What’s New with Google+?
You probably didn’t realize it, or even cared to notice for that matter, but Google+ just rolled out its latest redesign last Wednesday. Gone is the old horizontal navigation with it being moved over to the left sidebar. This new navigation features drag-and-drop elements and actions as you hover over them to help streamline browsing Google+. They also introduced new features to help make it easier for users to engage in conversations, whether it is via chat or Google+ Hangouts.
You’ll notice major changes to your news feed as well, or lack of changes depending on how you look at it. There’s a strong possibility that you’re already a Facebook user, so you’ll feel more at home with the new Google+ news feed as it mimics what we’re all already use to on Facebook. Not only is there a bit of Facebook DNA in the redesign, but Twitter was also invited to the party with the trending topics list found on the homepage of your Google+ news feed.
Overall reception of the redesign is good, with Forbes, Wired, and Fast Company all agreeing that the abundance of white space in the new design is “simply more gorgeous” or that “the new Google+ look is cleaner and seems to make better use of the real estate.” However Fast Company goes on to say that even though the new design is great, it’s a little late to the party; Google+ simply can’t compete with Facebook’s massive user base.
While Google+ may look good and actually have some pretty cool features the numbers don’t lie. 170 million users sounds like a heap load of people, especially considering the growth rate at which it happened, but many of these users rarely are using the site frequently and to its full capacity. In an analytics report from comScore it showed that the average amount of time a visitor spent on Google+ in the US was a whopping 5.1 minutes. So when Google reports that they have an engagement rate over 80% it makes you wonder who exactly is calculating this and did they pass their stats class. Looking deeper into how this data was measured it was revealed that any time you are logged and actively using in to any of Google’s services you are counted as an user of Google+. (http://www.eweek.com/c/a/Enterprise-Networking/Google-User-Engagement-Questioned-Amid-Facebook-Rivalry-332227/) So your daily e-mail checking routine may be contributing to these numbers. Combine that with the number of people that use Google+ buttons without actually visiting the destination site, plus.google.com. (i.e. hitting the +1 button on favorable article) Surely between these two factors and the people who in fact use the site and 80% seems like a fitting number.
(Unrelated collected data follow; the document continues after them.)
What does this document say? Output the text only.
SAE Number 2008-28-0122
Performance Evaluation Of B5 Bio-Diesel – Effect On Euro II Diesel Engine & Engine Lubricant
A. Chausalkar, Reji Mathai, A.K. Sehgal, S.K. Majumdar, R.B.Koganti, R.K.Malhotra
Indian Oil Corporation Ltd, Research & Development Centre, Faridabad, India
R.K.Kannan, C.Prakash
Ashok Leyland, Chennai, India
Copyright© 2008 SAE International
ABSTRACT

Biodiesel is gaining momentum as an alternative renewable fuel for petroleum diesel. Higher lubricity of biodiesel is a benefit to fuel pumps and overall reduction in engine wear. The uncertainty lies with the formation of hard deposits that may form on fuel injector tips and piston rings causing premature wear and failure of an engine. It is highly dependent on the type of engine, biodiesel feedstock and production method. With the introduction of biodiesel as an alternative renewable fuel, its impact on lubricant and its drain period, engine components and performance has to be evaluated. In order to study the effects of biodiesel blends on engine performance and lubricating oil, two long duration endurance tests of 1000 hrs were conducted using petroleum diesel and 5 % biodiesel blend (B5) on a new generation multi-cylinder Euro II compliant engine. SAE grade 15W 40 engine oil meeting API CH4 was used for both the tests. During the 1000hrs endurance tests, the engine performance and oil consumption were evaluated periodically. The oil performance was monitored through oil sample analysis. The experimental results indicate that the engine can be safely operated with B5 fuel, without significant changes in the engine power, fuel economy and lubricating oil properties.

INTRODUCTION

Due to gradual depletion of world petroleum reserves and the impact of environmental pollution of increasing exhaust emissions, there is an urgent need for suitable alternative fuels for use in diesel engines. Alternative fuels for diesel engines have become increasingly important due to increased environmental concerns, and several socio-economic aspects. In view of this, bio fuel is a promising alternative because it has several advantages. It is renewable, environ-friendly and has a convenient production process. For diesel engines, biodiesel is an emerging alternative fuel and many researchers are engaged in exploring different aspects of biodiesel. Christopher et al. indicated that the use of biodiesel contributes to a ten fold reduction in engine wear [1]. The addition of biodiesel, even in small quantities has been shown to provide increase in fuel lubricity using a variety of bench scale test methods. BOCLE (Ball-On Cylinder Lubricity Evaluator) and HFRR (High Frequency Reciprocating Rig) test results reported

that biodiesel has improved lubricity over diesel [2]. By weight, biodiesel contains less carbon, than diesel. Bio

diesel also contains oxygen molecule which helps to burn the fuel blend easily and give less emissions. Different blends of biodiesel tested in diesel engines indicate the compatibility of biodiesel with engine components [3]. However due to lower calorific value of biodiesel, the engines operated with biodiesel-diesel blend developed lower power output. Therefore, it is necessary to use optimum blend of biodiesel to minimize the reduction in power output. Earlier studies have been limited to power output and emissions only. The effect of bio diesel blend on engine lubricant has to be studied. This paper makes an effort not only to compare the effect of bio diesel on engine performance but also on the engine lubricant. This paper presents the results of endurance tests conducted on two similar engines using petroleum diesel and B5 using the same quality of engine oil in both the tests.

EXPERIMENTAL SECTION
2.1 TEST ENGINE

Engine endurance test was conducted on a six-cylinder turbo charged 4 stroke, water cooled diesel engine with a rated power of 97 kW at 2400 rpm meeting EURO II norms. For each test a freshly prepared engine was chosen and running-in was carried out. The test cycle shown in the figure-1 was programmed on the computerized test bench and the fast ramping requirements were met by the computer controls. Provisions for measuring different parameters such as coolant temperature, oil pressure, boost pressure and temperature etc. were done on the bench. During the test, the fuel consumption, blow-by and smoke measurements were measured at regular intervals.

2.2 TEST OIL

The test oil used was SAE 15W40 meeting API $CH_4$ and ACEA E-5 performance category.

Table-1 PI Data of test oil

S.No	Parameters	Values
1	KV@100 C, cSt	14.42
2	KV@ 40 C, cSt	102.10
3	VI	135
It is safe to say we all agree that Google+ is missing a certain spark that would set it ablaze. They have a great recipe; cool features, large user base, aesthetically pleasing, and even great commercials. Could it be that they were behind the curve or that they are trying to force it on you by integrating the site into all of their other applications? We are interested to see where exactly this train is headed.